Hold your breath and count to 10…

What happens at 11? Why didn’t they tell us about 11. You give up and it’s over but then it’s not. You’re in a hole under the ocean, it’s the end except it was just not. 

When will I get tired of my own bullshit? When will enough be enough? How long will I wait to live the life I’ve always wanted?! 

I don’t know. I don’t know how much I can take of this mediocrity. Wake up! Wake up! Wake up! Do something! 

I don’t know what to do. My terrible habits are trying to kill me. My disregard for the future has finally appeared itself in the future and I don’t see much of what I wanted. I didn’t work hard, I didn’t stick to anything. Now I’m lost and with a feeling of doom. 

I’m really hoping this will have a happy ending but I’m sensing it’d be too far fetched. 

This is the end. Hold your breath and count to 10. Then count to 11 and picture yourself doing yoga. If you don’t have a happy place in reality, go to a happy place in whatever world you can create. I’m struggling with it. 

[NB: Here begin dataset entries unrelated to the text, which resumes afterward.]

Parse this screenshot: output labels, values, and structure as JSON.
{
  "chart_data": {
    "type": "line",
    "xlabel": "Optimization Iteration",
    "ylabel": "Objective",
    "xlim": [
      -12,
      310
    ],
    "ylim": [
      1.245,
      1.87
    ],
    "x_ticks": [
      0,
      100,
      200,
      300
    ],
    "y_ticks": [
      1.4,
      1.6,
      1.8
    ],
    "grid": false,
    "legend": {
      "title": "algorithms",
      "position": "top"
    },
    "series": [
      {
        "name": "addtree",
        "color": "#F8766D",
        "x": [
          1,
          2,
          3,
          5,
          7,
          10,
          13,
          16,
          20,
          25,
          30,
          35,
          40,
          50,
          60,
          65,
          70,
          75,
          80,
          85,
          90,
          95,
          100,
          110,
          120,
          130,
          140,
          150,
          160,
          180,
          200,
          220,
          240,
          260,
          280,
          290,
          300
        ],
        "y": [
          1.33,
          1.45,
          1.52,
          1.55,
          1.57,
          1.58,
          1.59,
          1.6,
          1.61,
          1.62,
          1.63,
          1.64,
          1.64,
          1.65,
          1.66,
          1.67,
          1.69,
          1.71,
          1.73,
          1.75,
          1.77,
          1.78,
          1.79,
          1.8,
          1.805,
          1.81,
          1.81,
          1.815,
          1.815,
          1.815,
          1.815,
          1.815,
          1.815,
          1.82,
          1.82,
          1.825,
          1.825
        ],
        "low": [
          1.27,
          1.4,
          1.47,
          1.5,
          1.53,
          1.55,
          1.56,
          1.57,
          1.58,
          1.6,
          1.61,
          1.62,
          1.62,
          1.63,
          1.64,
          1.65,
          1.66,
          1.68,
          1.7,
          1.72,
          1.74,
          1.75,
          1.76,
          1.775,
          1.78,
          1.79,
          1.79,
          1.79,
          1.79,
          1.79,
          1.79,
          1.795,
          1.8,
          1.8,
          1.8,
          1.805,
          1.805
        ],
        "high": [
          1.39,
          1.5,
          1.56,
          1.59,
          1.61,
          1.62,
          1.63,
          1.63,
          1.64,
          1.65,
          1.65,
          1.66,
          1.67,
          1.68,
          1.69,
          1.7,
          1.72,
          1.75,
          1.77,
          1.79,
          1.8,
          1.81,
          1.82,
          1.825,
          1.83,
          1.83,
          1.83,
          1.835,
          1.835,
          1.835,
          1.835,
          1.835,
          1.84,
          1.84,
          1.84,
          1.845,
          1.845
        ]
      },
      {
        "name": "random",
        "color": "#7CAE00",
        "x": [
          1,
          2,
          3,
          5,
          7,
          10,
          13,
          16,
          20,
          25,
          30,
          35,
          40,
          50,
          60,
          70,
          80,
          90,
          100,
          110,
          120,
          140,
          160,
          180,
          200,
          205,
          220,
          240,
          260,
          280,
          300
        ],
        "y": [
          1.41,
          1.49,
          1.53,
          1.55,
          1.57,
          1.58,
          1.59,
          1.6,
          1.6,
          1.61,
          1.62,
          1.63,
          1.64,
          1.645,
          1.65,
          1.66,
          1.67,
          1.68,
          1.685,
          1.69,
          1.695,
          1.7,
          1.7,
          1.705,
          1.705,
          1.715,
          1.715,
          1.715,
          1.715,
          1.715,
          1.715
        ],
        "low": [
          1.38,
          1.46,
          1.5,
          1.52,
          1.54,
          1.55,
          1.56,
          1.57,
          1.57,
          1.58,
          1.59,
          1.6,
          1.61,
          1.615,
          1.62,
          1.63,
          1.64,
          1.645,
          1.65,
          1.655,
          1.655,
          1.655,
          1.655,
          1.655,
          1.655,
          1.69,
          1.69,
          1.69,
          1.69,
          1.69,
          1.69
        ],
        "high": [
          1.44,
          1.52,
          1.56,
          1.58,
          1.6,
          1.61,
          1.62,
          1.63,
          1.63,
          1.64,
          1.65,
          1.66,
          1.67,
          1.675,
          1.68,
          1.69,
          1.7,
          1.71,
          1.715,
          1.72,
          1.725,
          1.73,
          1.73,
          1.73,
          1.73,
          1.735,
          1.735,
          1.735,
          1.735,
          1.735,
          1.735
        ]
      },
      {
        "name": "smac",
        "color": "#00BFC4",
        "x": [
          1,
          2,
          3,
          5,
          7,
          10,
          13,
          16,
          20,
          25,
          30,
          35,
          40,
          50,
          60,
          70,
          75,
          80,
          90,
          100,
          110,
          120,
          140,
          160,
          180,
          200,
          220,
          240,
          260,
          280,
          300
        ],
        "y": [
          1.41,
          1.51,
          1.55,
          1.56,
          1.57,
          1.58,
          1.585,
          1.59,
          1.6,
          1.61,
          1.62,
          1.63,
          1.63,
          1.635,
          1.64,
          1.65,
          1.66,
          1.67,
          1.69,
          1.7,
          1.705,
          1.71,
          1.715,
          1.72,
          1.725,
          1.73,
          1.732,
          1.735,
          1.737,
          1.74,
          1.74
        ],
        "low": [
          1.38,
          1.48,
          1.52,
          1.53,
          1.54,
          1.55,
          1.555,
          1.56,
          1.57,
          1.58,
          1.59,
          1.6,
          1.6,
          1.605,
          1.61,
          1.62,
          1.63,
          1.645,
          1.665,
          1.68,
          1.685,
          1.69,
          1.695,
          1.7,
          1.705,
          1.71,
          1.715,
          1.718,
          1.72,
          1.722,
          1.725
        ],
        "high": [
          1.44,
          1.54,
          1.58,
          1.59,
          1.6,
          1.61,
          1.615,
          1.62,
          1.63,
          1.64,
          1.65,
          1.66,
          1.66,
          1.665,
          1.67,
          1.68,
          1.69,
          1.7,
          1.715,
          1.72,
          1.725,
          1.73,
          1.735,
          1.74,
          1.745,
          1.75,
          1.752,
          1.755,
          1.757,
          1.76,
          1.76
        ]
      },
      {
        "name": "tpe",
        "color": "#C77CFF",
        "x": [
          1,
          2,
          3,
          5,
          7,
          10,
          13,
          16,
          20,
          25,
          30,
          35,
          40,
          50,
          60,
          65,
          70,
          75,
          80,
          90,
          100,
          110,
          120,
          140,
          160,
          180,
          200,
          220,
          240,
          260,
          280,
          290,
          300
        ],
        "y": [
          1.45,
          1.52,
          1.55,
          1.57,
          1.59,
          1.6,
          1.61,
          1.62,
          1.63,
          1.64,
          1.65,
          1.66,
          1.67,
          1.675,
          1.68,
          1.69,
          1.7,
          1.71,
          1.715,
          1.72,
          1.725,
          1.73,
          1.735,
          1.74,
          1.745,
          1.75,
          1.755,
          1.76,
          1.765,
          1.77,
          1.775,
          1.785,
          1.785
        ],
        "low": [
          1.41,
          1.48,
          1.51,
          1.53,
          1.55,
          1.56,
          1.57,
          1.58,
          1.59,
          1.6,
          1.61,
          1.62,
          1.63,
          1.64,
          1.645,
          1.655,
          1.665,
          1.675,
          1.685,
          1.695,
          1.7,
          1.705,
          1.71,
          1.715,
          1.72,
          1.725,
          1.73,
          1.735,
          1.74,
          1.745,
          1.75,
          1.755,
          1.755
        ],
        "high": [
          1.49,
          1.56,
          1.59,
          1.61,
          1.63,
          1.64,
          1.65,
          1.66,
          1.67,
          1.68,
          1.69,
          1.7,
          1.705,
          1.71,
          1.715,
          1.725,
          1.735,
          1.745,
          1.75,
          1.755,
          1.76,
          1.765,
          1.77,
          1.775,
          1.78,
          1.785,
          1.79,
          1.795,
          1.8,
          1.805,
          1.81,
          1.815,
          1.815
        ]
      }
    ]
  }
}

My imagination is shut because I’m feeling hopeless. My dreams seem to have vanished and my talent mostly goes unnoticed. I dream but I don’t do. I dream but I don’t do! As I don’t do, I age.

It’s here, the end. I feel like I have enough reasons to give up and yet! Life finds a way to keep me going. My mom, my nephew, Martin, love sometimes but not me. I’m gaining weight and having the hardest time loving me; but I’m working on it. 

I hope to return on a happier day when it’s not the end.